Hal ini sebagaimana yang dikatakan oleh Yahya Zainul Ma’arif atau akrab disapa Buya Yahya, seorang tokoh agama di komunitas muslim bernama Al Bahjah yang merupakan Doctor lulusan American University For Human Sciences, California, Amerika Serikat. Beliau berpendapat bahwa dirinya menolak childfree karena menurutnya memiliki keturunan merupakan fitrah manusia. Bahkan jika ada yang memilih untuk tidak memiliki anak, mereka hendaknya didoakan, dinasihati, dan diberi simpati.

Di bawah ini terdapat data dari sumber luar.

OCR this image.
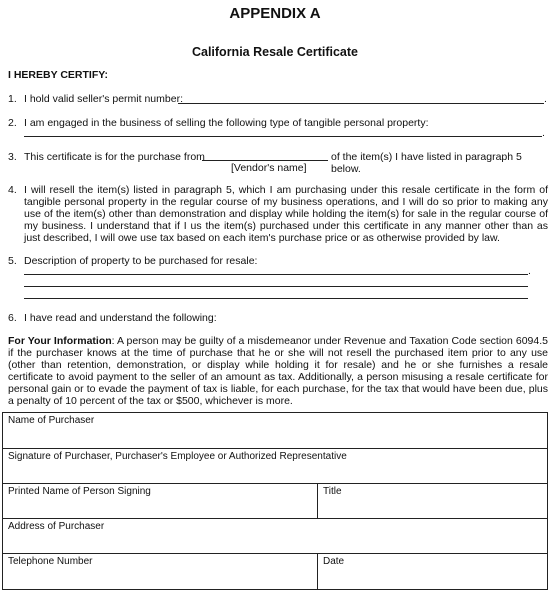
APPENDIX A
California Resale Certificate
I HEREBY CERTIFY:
1. I hold valid seller's permit number:	.
2. I am engaged in the business of selling the following type of tangible personal property:
.
3. This certificate is for the purchase from	of the item(s) I have listed in paragraph 5 below.
[Vendor's name]
4. I will resell the item(s) listed in paragraph 5, which I am purchasing under this resale certificate in the form of tangible personal property in the regular course of my business operations, and I will do so prior to making any use of the item(s) other than demonstration and display while holding the item(s) for sale in the regular course of my business. I understand that if I us the item(s) purchased under this certificate in any manner other than as just described, I will owe use tax based on each item's purchase price or as otherwise provided by law.
5. Description of property to be purchased for resale:
.
6. I have read and understand the following:
For Your Information: A person may be guilty of a misdemeanor under Revenue and Taxation Code section 6094.5 if the purchaser knows at the time of purchase that he or she will not resell the purchased item prior to any use (other than retention, demonstration, or display while holding it for resale) and he or she furnishes a resale certificate to avoid payment to the seller of an amount as tax. Additionally, a person misusing a resale certificate for personal gain or to evade the payment of tax is liable, for each purchase, for the tax that would have been due, plus a penalty of 10 percent of the tax or $500, whichever is more.
Name of Purchaser	
Signature of Purchaser, Purchaser's Employee or Authorized Representative	
Printed Name of Person Signing	Title
Address of Purchaser	
Telephone Number	Date
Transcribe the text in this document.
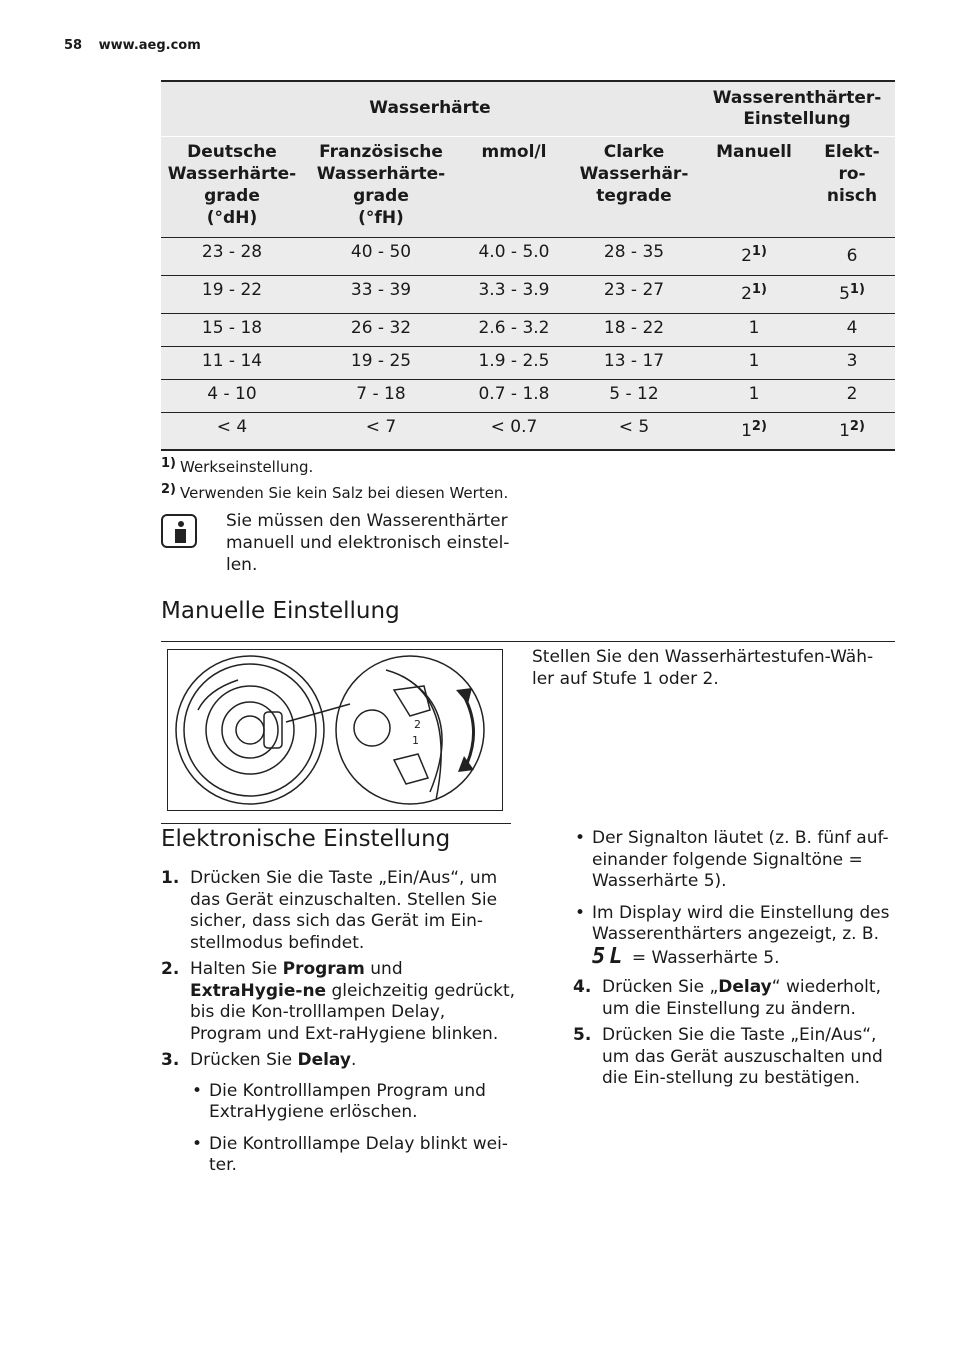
58 www.aeg.com
Wasserhärte				Wasserenthärter-
Einstellung	
Deutsche
Wasserhärte-
grade
(°dH)	Französische
Wasserhärte-
grade
(°fH)	mmol/l	Clarke
Wasserhär-
tegrade	Manuell	Elekt-
ro-
nisch
23 - 28	40 - 50	4.0 - 5.0	28 - 35	2$^{1)}$	6
19 - 22	33 - 39	3.3 - 3.9	23 - 27	2$^{1)}$	5$^{1)}$
15 - 18	26 - 32	2.6 - 3.2	18 - 22	1	4
11 - 14	19 - 25	1.9 - 2.5	13 - 17	1	3
4 - 10	7 - 18	0.7 - 1.8	5 - 12	1	2
< 4	< 7	< 0.7	< 5	1$^{2)}$	1$^{2)}$
1) Werkseinstellung.
2) Verwenden Sie kein Salz bei diesen Werten.
Sie müssen den Wasserenthärter manuell und elektronisch einstel-len.
Manuelle Einstellung
2
1
Stellen Sie den Wasserhärtestufen-Wäh-ler auf Stufe 1 oder 2.
Elektronische Einstellung
1. Drücken Sie die Taste „Ein/Aus“, um das Gerät einzuschalten. Stellen Sie sicher, dass sich das Gerät im Ein-stellmodus befindet.
2. Halten Sie Program und ExtraHygie-ne gleichzeitig gedrückt, bis die Kon-trolllampen Delay, Program und Ext-raHygiene blinken.
3. Drücken Sie Delay.
• Die Kontrolllampen Program und ExtraHygiene erlöschen.
• Die Kontrolllampe Delay blinkt wei-ter.
• Der Signalton läutet (z. B. fünf auf-einander folgende Signaltöne = Wasserhärte 5).
• Im Display wird die Einstellung des Wasserenthärters angezeigt, z. B.
5L = Wasserhärte 5.
4. Drücken Sie „Delay“ wiederholt, um die Einstellung zu ändern.
5. Drücken Sie die Taste „Ein/Aus“, um das Gerät auszuschalten und die Ein-stellung zu bestätigen.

Fenomena ini tentunya menarik untuk dikaji lebih dalam dengan pendekatan normatif dalam kacamata Hak Asasi Manusia dan Maqasid Syari’ah Jamaluddin ‘Athiyyah bahwa keturunan merupakan hak yang harus dilestarikan.

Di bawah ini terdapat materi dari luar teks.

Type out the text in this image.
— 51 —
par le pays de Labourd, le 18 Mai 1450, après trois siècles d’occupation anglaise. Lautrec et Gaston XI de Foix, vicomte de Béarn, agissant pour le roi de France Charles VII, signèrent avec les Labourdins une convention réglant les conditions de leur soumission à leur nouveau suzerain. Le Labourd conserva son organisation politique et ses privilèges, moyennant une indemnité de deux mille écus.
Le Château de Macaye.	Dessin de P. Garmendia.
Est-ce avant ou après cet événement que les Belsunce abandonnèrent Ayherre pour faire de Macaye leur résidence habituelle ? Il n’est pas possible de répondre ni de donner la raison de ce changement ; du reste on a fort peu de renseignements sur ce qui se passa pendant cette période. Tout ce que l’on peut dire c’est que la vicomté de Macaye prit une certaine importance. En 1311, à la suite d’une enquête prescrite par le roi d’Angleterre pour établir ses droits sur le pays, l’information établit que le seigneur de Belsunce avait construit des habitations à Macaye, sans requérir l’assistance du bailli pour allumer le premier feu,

Childfree dalam Kacamata Hak Asasi Manusia (HAM)

Keputusan untuk menjadi childfree masih dianggap tabu dan sering kali mendapatkan reaksi negatif dari masyarakat Indonesia. Diskriminasi terhadap individu yang memilih childfree adalah pelanggaran terhadap hak asasi manusia, yang seharusnya mengakui kesetaraan dan memberikan perlakuan yang setara terhadap semua individu. Meskipun pandangan childfree mungkin berbeda dengan pandangan umum, mereka tetap berhak diperlakukan secara adil dan setara.

Hak asasi manusia di Indonesia diatur oleh UU Nomor 39 Tahun 1999. Hak asasi manusia mencakup hak privat seseorang, termasuk hak seksualitas dan reproduksi. Keputusan untuk menjadi childfree merupakan hak pribadi setiap individu atau pasangan, termasuk dalam hal menentukan kapan dan berapa banyak anak yang diinginkan. Hak ini tidak dapat diinvasi oleh pihak lain, terutama mengingat peran besar yang dimiliki perempuan dalam memiliki dan merawat anak.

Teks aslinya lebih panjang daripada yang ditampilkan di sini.